Thanksgiving Day is a day when we enjoy food like few other times during the year. In a country that has lost the ability to cook, Thanksgiving is one of the few days when the kitchen stove gets fired up and food is actually prepared, and shared.
In light of that, I thought it was fitting that The New Yorker the week of Thanksgiving included four captivating “improvisations” about food preparation. These were penned by Judith Thurman, writing about aspic, Anthony Lane on eggs, Jhumpa Lahiri, about her father’s recipe for a rice dish that she referred to as pulao, and finally, Heston Blumenthal on duck.
Food writing is something I’m developing an interest in. What I find interesting about the best writing in this category is that it is often about much more than mere ingredients in a recipe, or simply reviews of restaurants and haute cuisine. Food, like most other subjects, has its own rhythm, politics, culture, and is often connected intimately to people, as well as their geography.
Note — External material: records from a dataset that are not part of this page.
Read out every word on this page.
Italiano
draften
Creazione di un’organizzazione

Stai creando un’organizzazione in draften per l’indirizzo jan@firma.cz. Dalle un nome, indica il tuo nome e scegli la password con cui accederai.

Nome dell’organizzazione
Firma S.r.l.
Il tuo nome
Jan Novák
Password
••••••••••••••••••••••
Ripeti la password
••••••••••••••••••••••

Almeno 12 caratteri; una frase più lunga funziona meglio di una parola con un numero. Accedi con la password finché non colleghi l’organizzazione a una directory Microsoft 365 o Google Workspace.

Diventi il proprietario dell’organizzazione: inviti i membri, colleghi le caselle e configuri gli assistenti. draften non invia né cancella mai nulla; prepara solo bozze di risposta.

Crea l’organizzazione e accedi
Lahiri’s improvisation was especially of interest because I had just read her essay in State by State: A Panoramic Portrait of America, a marvelous book that seeks to update the state guidebooks that were created by the WPA’s Federal Writer’s Project. She’s a wonderful writer, who covered Rhode Island for this captivating collection of state essays, where I first met her father.
But there is another rice that my father is more famous for. This is not the white rice, boiled like pasta and then drained in a colander, that most Bengalis eat for dinner. This other rice is pulao, a baked, buttery, sophisticated indulgence, Persian in origin, served at festive occasions. I have often watched him make it. It involves sautéing grains of basmati in butter, along with cinnamon sticks, cloves, bay leaves, and cardamom pods. In go halved cashews and raisins (unlike the oatmeal raisins, these must be golden, not black). Ginger, pulverized into a paste, is incorporated, along with salt and sugar, nutmeg and mace, saffron threads if they’re available, ground turmeric if not. A certain amount of water is added, and the rice simmers until most of the water evaporates. Then it is spread out in a baking tray. (My father prefers disposable aluminum ones, which he recycled long before recycling laws were passed.) More water is flicked on top with his fingers, in the ritual and cryptic manner of Catholic priests. Then the tray, covered with foil, goes into the oven, until the rice is cooked through and not a single grain sticks to another.
Today is a day when I’ll sit down around the table with family, like many others. I know that I will appreciate the bounty and variety of foods that I’ll be sharing with others in our home.
Happy Thanksgiving to all of you, my regulars, and all the others that may have stumbled upon my writing, here at Words Matter.